ABD, müttefikleriyle eşitlenmiş bir ilişki üslubu bulmak için ne kadar ileri gitmeye hazır ve müttefikler Irak fiyaskosunun gelecekte Amerikalıların daha da bölünmesine neden olacağına inanıyor mu? Bu sorulara verilecek cevap, Fransa'nın entegre askerî yapıya yeniden katılma fırsatını değerlendirmek için belirleyici bir unsur. Nicolas Sarkozy ve Bernard Kouchner'ın Amerikan severliğinin Fransa'yı, müphem tavizler temelinde böyle bir hareket yapmaya sevk etme riski bulunuyor.

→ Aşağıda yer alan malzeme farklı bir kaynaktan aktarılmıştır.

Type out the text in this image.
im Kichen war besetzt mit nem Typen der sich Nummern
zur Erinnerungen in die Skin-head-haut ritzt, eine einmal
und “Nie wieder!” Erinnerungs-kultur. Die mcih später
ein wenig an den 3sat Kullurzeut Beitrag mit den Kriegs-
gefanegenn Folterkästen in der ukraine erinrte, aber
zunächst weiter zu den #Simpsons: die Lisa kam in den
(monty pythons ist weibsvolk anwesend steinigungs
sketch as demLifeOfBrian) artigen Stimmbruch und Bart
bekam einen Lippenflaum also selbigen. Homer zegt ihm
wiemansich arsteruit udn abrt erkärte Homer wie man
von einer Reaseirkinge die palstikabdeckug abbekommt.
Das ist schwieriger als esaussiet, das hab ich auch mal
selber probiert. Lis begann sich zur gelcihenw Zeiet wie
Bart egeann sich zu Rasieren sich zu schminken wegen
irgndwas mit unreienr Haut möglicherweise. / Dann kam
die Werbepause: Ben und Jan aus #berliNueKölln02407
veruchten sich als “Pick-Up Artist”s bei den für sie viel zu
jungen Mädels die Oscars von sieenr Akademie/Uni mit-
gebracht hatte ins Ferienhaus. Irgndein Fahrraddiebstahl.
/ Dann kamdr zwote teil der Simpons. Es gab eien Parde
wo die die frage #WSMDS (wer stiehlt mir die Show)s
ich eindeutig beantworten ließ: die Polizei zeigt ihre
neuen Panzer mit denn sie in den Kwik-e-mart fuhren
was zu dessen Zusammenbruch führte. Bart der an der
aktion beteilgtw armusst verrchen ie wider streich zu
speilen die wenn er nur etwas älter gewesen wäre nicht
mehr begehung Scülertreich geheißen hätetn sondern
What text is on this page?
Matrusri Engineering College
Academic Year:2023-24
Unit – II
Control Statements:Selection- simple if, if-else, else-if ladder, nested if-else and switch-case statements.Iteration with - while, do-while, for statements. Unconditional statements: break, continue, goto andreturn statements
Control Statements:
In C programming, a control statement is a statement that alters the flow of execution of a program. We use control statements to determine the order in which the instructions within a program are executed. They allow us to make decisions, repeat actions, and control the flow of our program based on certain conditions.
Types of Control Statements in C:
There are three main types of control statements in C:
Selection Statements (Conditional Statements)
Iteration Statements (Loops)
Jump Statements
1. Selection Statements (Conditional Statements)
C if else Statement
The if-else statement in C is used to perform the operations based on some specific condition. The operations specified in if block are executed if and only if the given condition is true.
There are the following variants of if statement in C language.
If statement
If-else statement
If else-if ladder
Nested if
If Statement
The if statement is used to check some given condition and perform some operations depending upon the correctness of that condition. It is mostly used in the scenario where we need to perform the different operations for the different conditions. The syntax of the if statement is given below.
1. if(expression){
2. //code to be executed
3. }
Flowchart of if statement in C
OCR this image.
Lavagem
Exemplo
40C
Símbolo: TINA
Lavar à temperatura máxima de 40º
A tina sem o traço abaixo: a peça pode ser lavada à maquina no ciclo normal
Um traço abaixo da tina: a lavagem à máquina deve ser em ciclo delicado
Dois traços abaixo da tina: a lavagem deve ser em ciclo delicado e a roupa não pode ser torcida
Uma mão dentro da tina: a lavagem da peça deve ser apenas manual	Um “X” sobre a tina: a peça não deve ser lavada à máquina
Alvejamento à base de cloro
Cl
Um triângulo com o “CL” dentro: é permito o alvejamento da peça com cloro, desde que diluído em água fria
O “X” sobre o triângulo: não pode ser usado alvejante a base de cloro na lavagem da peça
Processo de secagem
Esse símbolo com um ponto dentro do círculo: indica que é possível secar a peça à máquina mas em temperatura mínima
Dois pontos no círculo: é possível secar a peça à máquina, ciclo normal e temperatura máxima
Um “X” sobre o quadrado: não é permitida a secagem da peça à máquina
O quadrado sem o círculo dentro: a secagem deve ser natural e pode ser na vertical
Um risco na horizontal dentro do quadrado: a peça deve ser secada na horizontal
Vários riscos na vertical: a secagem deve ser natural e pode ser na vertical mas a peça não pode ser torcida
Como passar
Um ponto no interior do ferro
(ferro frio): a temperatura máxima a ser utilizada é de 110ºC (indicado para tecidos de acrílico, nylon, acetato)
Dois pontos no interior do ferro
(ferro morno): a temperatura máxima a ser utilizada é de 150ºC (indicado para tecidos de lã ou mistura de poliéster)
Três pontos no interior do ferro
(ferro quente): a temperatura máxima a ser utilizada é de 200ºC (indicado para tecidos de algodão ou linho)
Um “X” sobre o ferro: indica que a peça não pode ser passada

Ancak Washington, ne NATO'nun küresel rolünden ne de Gürcistan'a, hatta Ukrayna'ya kucak açarak, ittifakın sınırlarını genişletme isteğinden vazgeçmiş görünüyor. Görünen o ki George Bush'un Amerika'sı, Amerikan füze savunma sistemlerinin Avrupa'ya yerleştirilmesini hiç tereddüt etmeden kabul eden Avrupalılar ile arasındaki ilişkilere, Rusya ile ilişkilerine göre daha fazla önem veriyor.

Fransa ve NATO arasındaki bu büyük pazarlığın tek zayıf halkası, Avrupa Güvenlik ve Savunma Politikası'nın (PESD) varsayımsal ortaya çıkışıyla ilişkilidir. Avrupalılar askerî bütçelerini artırmamalarını haklı çıkarmak için bütçe açıklarını ön plana çıkarmışlardı. Ancak Fransa, ortakları kadar iyi bir konumda bulunmamakta ve askerî harcamalarını azaltmak için, sağladıkları güvenlik kadar, ortak güvenlikten de faydalanmak isteyen NATO üyelerinin doğal eğilimlerine boyun eğme tehlikesiyle karşı karşıya bulunmaktadır. PESD'in ortaya çıkmasının ve dolayısıyla, 'Fransa'nın NATO bünyesine geri dönmesi'nin anahtarlarından birisi, Washington'da bulunuyor.